Figure 2

Carcinogenesis of colorectal cancer cells and role of different miRNAs in cancer pathways. In the carcinogenesis of CRC, higher levels of miR-135a & miR-135b are associated with low levels of Adenomatous Polyposis Coli (APC) , which in turn leads to activation of the Wnt signalling pathway. Activation of the Wnt signalling pathway is a major tumour initiating event in the colonic epithelium. The low level of APC associated β-catenin degradation complex results in the formation of free cytoplasmic β-catenin that enters the nucleus and activates Wnt-regulated genes through its interaction with TCF (T-cell factor) family transcription factors and concomitant recruitment of coactivators (Survivin, c-Myc and Cyclin D1). As a consequence, there is a lack of apoptosis and increase proliferation of abnormal cells that results in autonomous growth and formation of adenoma. During the course of carcinogenesis, cells in adenoma accumulate few other genetic alterations leading to activation of other signalling pathways e.g. mitogen activated protein kinase (MAPK), Phosphatidylinositol 3-kinases (PI3K) and transforming growth factor-beta (TGFβ) pathways.

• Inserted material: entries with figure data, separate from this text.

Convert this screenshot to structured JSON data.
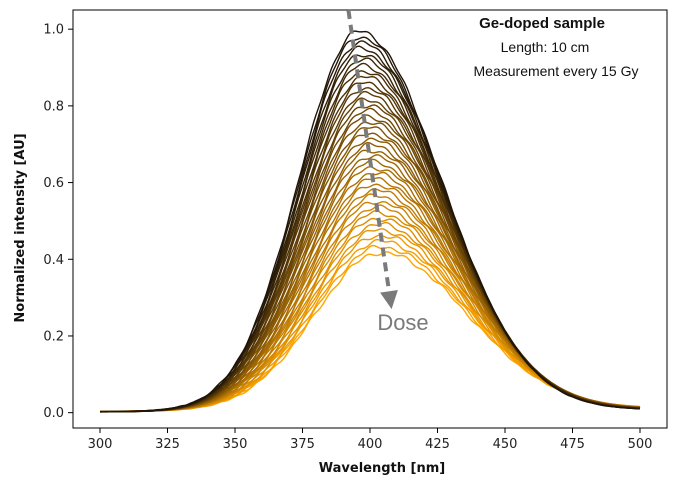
{
  "chart_data": {
    "type": "line",
    "title": "",
    "xlabel": "Wavelength [nm]",
    "ylabel": "Normalized intensity [AU]",
    "xlim": [
      290,
      510
    ],
    "ylim": [
      -0.04,
      1.05
    ],
    "xticks": [
      300,
      325,
      350,
      375,
      400,
      425,
      450,
      475,
      500
    ],
    "yticks": [
      0.0,
      0.2,
      0.4,
      0.6,
      0.8,
      1.0
    ],
    "xtick_labels": [
      "300",
      "325",
      "350",
      "375",
      "400",
      "425",
      "450",
      "475",
      "500"
    ],
    "ytick_labels": [
      "0.0",
      "0.2",
      "0.4",
      "0.6",
      "0.8",
      "1.0"
    ],
    "grid": false,
    "series_count": 40,
    "peak_first": {
      "x": 396,
      "y": 0.99
    },
    "peak_last": {
      "x": 404,
      "y": 0.41
    },
    "color_first": "#1f1408",
    "color_last": "#ffa500",
    "annotations": {
      "sample": "Ge-doped sample",
      "length": "Length: 10 cm",
      "measurement": "Measurement every 15 Gy",
      "dose": "Dose"
    },
    "dose_arrow": {
      "from": [
        392,
        1.05
      ],
      "to": [
        408,
        0.27
      ],
      "color": "#7a7a7a"
    }
  }
}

The let-7 miRNA family, miR-18a* and miR-143 are adept at inhibiting the KRAS translation hence switching “off” the MAPK phosphorylation and inactivation of downstream transcription factors c-Myc, c-Fos and c-Jun. Furthermore, a targeted degradation of PTEN and p85β by miR-21 and miR-126 respectively , blocks the PI3K-Akt pathway. These changes drive the early adenoma to a large advanced adenoma. The loss of p53 function is associated with low expression levels of miR-34a family, indicating the role of this miRNA family in the transformation of adenoma to the carcinoma.